Minggu pertama: terinspirasi sebuah puisi
Setiap kali menyendiri di dermaga ini bayanganmu kembali muncul. Terbayang wajahmu kala itu, saat membacakan “Senja di Pelabuhan Kecil”. Kukira engkau sekedar berlatih penghayatan ketika membacakannya, di pantai ini tiga tahun silam. Setelah kepergianmu, baru kuketahui maksudmu kala itu. Kuketahui setelah Nikko bercerita kepadaku karena ia membaca buku harianmu.

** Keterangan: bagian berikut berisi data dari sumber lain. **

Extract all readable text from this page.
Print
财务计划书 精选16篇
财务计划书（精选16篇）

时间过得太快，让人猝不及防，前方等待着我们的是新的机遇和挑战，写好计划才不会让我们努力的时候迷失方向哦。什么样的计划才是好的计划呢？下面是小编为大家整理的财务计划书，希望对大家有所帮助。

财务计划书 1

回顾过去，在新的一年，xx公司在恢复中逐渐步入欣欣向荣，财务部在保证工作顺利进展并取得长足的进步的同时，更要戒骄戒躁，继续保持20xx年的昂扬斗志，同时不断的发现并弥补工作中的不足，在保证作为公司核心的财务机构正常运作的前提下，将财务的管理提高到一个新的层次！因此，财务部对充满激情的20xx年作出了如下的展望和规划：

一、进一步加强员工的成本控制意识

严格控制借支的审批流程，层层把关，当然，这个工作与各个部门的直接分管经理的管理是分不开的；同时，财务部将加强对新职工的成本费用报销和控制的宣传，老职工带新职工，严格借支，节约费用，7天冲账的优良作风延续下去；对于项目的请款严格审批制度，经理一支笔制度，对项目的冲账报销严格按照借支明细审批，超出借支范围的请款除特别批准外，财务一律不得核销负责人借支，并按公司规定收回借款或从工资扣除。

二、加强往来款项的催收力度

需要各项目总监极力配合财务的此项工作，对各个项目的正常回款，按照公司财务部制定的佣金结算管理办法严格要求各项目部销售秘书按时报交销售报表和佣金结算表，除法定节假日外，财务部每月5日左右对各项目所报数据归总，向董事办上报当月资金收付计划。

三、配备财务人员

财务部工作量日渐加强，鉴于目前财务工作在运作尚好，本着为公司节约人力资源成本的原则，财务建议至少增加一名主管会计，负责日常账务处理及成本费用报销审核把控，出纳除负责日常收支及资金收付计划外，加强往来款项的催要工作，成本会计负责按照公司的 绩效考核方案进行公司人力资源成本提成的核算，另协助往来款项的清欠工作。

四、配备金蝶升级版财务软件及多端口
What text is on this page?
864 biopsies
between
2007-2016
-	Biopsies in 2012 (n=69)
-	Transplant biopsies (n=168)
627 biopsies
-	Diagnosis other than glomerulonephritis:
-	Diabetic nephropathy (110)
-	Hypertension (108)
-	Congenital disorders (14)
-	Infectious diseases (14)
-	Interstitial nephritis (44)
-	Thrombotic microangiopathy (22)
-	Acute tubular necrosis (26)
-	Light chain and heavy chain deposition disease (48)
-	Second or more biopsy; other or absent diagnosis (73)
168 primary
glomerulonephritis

Coba kurenungkan kenapa sampai tidak mengerti maksudmu kala itu. Padahal begitu banyak puisi yang telah kita diskusikan bersama. Sejauh itu kita selalu menangkap hal yang sama, hampir tidak pernah terjadi perbedaan pendapat dalam menafsirkan sebuah puisi. Namun entah kenapa tetiba puisi yang satu ini justru aku hanya bisa terpukau, tak mampu menangkap sinyal-sinyal hatimu.
Engkau membacakannya di hadapanku, setelah sebelumnya kita berdiskusi tentang sosok Chairil Anwar di dalam puisinya itu. Engkau membacakannya penuh penghayatan, dan membuatku jadi terpukau. Engkau seorang yang berbakat sehingga aku tidak merasa heran ketika engkau mampu menaklukannya dengan sempurna. Aku tak pernah menyangka ternyata engkau tengah menyampaikan sesuatu kepadaku lewat puisi itu.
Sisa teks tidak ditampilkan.